Weitere drei Kandidaten aus dem Wirkstoffportfolio befinden sich in Phase-I- und Phase-II-Studien. Indikationsgebiete sind unterschiedliche Krebserkrankungen. Diese werden eigenständig ohne Partner entwickelt. Weiterhin hat Allergan im Rahmen eines Abkommens aus 2012 insgesamt drei Optionen für Ophtalmologie-Produktkandidaten aus dem DARPin-Portfolio von Molecular Partners ausgeübt. Sollten daraus Produkte werden, profitiert Molecular Partners durch erfolgsbasierte Meilensteinzahlungen bis zu 640 Mio. USD sowie durch einen prozentualen Anteil im niedrigen zweistelligen Bereich an den damit erzielten Umsätzen, Royalty genannt. Die Entwicklungs- und Kommerzialisierungskosten trägt Allergan. Per Ende 2017 belief sich der Cash-Bestand von Molecular Partners auf 141,1 Mio. CHF, die Gesellschaft ist bis 2020 durchfinanziert. Detailliertere Einblicke vermitteln die aktuellen Unternehmenspräsentationen und Webcasts.
Anlagehorizont 3 – 5 Jahre
Beide Aktien bleiben vielversprechend, da bisher noch keine Kandidaten aus den jeweils reichen Forschungs- und Entwicklungs-Pipelines bis zur Marktreife gelangt sind. Bisher sind nur die Forschungs- und Entwicklungskosten angefallen, allerdings ist der jeweils erreichte Status des Wirkstoffportfolios beeindruckend. Auf der Zeitschiene sind jeweils die am weitesten entwickelten Produktkandidaten fortgeschritten, und der Zeitpunkt, ab dem wahrscheinlich Umsätze erzielt werden, ist absehbar. Idorsia ist weiterhin in der Unternehmensentwicklung, was jedoch in der Kontinuität der von Johnson & Johnson übernommenen Actelion steht. Im Rahmen der Übernahme wurde die gesamte Forschung mit sämtlichen
Wirkstoffkandidaten in Idorsia eingebracht, die nun von dem eingespielten und überaus erfolgreichen Actelion-Team professionell entwickelt wird. Daher sind die Risiken für Aktionäre von Idorsia als geringer einzustufen als bei Molecular Partners. Deren Bewertung ist allerdings sehr viel niedriger, was im Erfolgsfall dann längerfristig vielleicht auch höhere Chancen bietet.

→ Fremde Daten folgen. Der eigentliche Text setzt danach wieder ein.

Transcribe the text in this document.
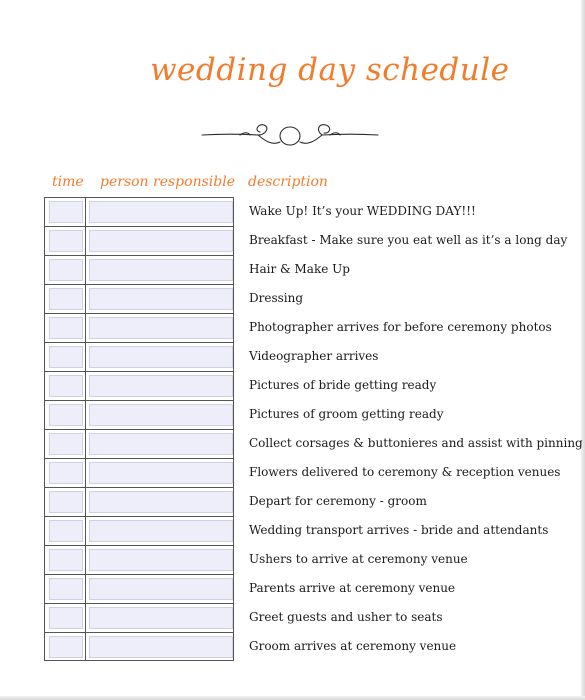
wedding day schedule
time person responsible description
Wake Up! It’s your WEDDING DAY!!!
Breakfast - Make sure you eat well as it’s a long day
Hair & Make Up
Dressing
Photographer arrives for before ceremony photos
Videographer arrives
Pictures of bride getting ready
Pictures of groom getting ready
Collect corsages & buttonieres and assist with pinning
Flowers delivered to ceremony & reception venues
Depart for ceremony - groom
Wedding transport arrives - bride and attendants
Ushers to arrive at ceremony venue
Parents arrive at ceremony venue
Greet guests and usher to seats
Groom arrives at ceremony venue
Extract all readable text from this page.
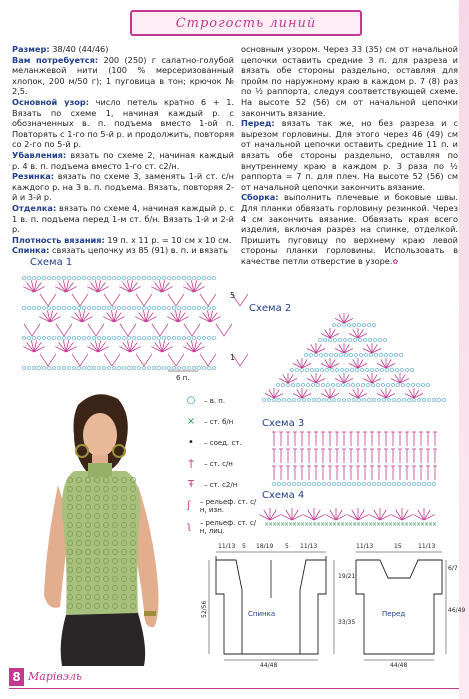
Строгость линий

Размер: 38/40 (44/46)

Вам потребуется: 200 (250) г салатно-голубой меланжевой нити (100 % мерсеризованный хлопок, 200 м/50 г); 1 пуговица в тон; крючок № 2,5.

Основной узор: число петель кратно 6 + 1. Вязать по схеме 1, начиная каждый р. с обозначенных в. п. подъема вместо 1-ой п. Повторять с 1-го по 5-й р. и продолжить, повторяя со 2-го по 5-й р.

Убавления: вязать по схеме 2, начиная каждый р. 4 в. п. подъема вместо 1-го ст. с2/н.

Резинка: вязать по схеме 3, заменять 1-й ст. с/н каждого р. на 3 в. п. подъема. Вязать, повторяя 2-й и 3-й р.

Отделка: вязать по схеме 4, начиная каждый р. с 1 в. п. подъема перед 1-м ст. б/н. Вязать 1-й и 2-й р.

Плотность вязания: 19 п. х 11 р. = 10 см х 10 см.

Спинка: связать цепочку из 85 (91) в. п. и вязать

основным узором. Через 33 (35) см от начальной цепочки оставить средние 3 п. для разреза и вязать обе стороны раздельно, оставляя для пройм по наружному краю в каждом р. 7 (8) раз по ½ раппорта, следуя соответствующей схеме. На высоте 52 (56) см от начальной цепочки закончить вязание.

Перед: вязать так же, но без разреза и с вырезом горловины. Для этого через 46 (49) см от начальной цепочки оставить средние 11 п. и вязать обе стороны раздельно, оставляя по внутреннему краю в каждом р. 3 раза по ½ раппорта = 7 п. для плеч. На высоте 52 (56) см от начальной цепочки закончить вязание.

Сборка: выполнить плечевые и боковые швы. Для планки обвязать горловину резинкой. Через 4 см закончить вязание. Обвязать края всего изделия, включая разрез на спинке, отделкой. Пришить пуговицу по верхнему краю левой стороны планки горловины. Использовать в качестве петли отверстие в узоре.✿

Схема 1
Схема 2
Схема 3
Схема 4
5
1
6 п.
×
×
×
×
×
×
×
×
×
×
×
×
×
×
×
×
×
×
×
×
×
×
×
×
×
×
×
×
×
×
×
×
×
×
×
×
×
×
×
×
×
×
×
○	– в. п.
×	– ст. б/н
•	– соед. ст.
ϯ	– ст. с/н
Ŧ	– ст. с2/н
ʃ	– рельеф. ст. с/н, изн.
ʅ	– рельеф. ст. с/н, лиц.
11/13 5 18/19 5 11/13
19/21
33/35
52/56	Спинка
44/48
11/13	15	11/13
6/7
46/49
Перед
44/48
8 Марiвэль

Investoren sollten jedoch bei beiden Aktien auch tatsächlich einen längerfristigen Anlagehorizont mitbringen und kurzfristige Schwankungen oder Seitwärtsbewegungen verkraften können. Auf 3- bis 5-Jahressicht sind dafür auch Kursvervielfachungen möglich, wenn nicht sogar sehr wahrscheinlich. Die Idorsia-Aktie hat nach dem rapiden Kursanstieg auf über 30 CHF zuletzt einen Dämpfer erfahren und ist bei zuletzt 24,40 CHF derzeit um gut 20% unter dem Hoch zu haben. Die Molecular-Partners-Aktie pendelt dagegen bei Kursen um 25 CHF deutlich unter dem Ende 2015 erreichten Hoch von 38,75 CHF, jedoch auch über dem Tief von 17,50 CHF von Ende 2016.